Author: Donald R. Chambers

Publisher: CFA Institute Research Foundation

Published: 2018

Total Pages: 122

ISBN-13: 1944960384

DOWNLOAD EBOOK

Alternative Investments: A Primer for Investment Professionals provides an overview of alternative investments for institutional asset allocators and other overseers of portfolios containing both traditional and alternative assets. It is designed for those with substantial experience regarding traditional investments in stocks and bonds but limited familiarity regarding alternative assets, alternative strategies, and alternative portfolio management. The primer categorizes alternative assets into four groups: hedge funds, real assets, private equity, and structured products/derivatives. Real assets include vacant land, farmland, timber, infrastructure, intellectual property, commodities, and private real estate. For each group, the primer provides essential information about the characteristics, challenges, and purposes of these institutional-quality alternative assets in the context of a well-diversified institutional portfolio. Other topics addressed by this primer include tail risk, due diligence of the investment process and operations, measurement and management of risks and returns, setting return expectations, and portfolio construction. The primer concludes with a chapter on the case for investing in alternatives.
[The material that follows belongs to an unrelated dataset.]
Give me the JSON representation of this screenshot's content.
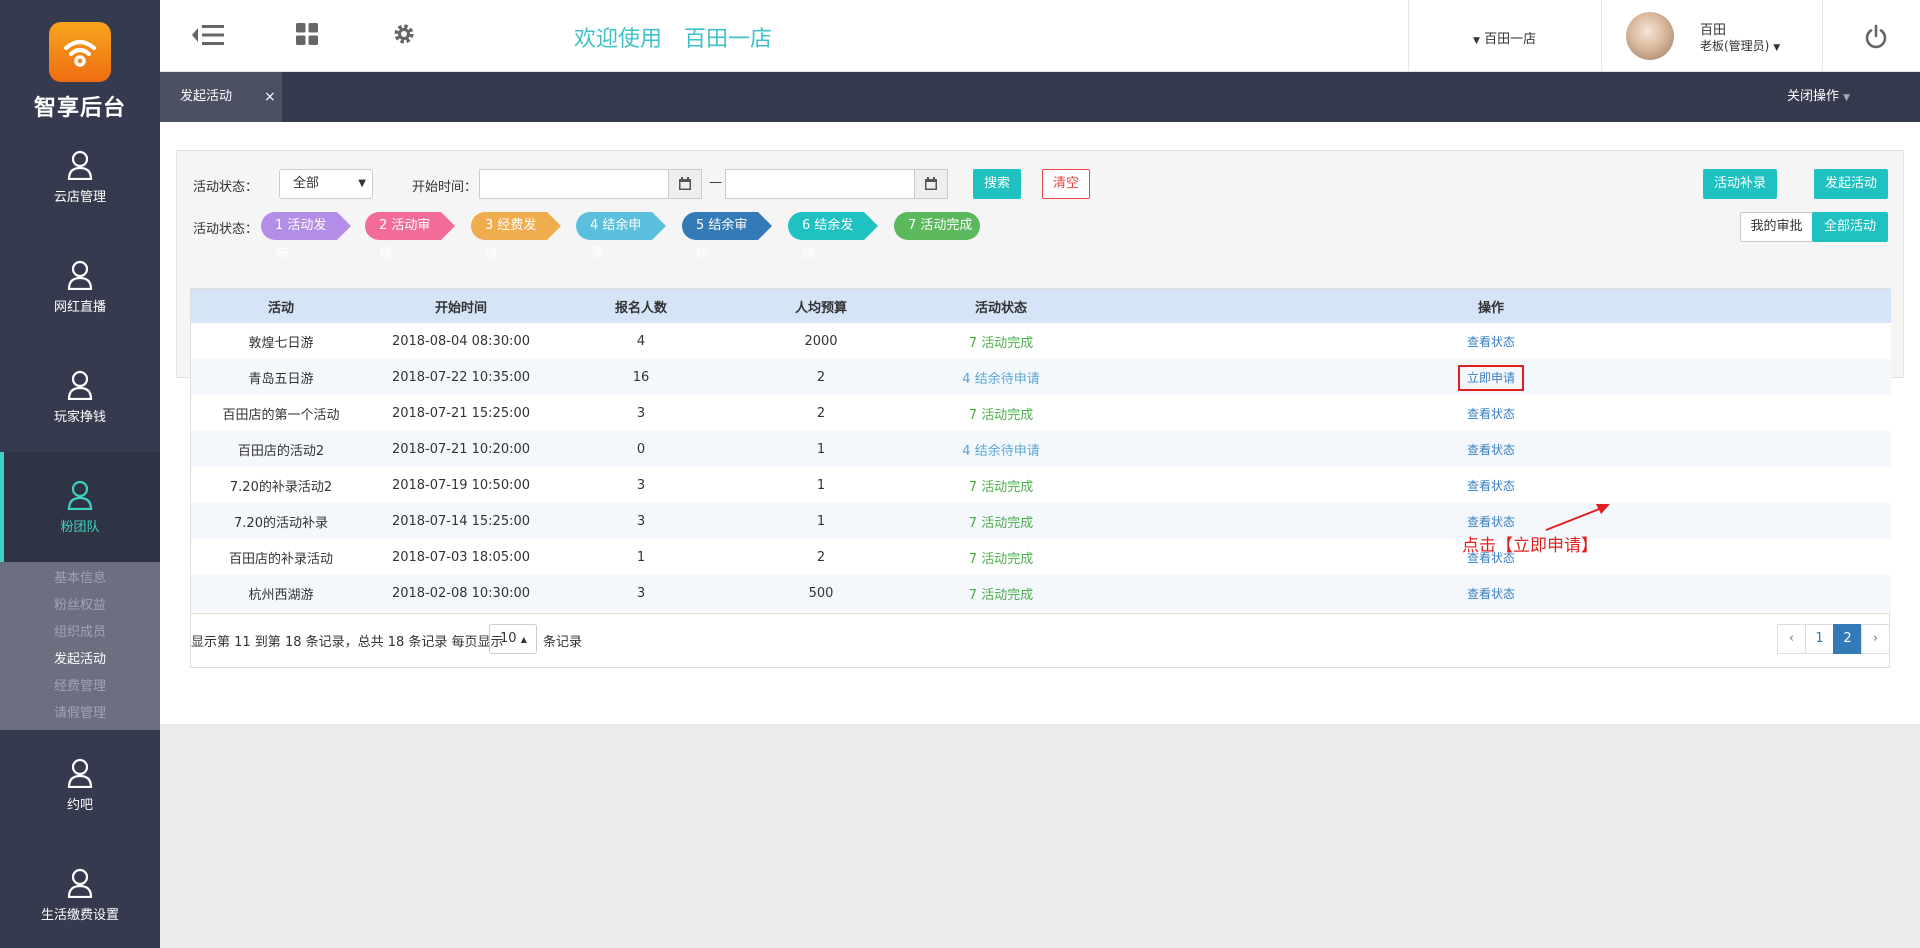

The Principles of Alternative Investments Management

The Principles of Alternative Investments Management

Author: Ewelina Sokołowska

Publisher: Springer

Published: 2015-06-24

Total Pages: 194

ISBN-13: 3319132156

DOWNLOAD EBOOK

The purpose of this book is to present the principles of alternative investments in management. The individual chapters provide a detailed analysis of various classes of alternative investments on the financial market. Despite many different definitions of alternative investments, it can be assumed that a classical approach to alternative investments includes hedge funds, fund of funds (FOF), managed accounts, structured products and private equity/venture capital. Alternative investment in keeping with this broad definition is the subject of consideration here. The theoretical part of each chapter is meant to collect, systematize and deepen readers’ understanding of a given investment category, while the practical part of each focuses on an analysis of the current state of development of alternative investments on the global market and outlines the prospects of future market development. This book will be a valuable tool for scholars, practitioners and policy-makers alike.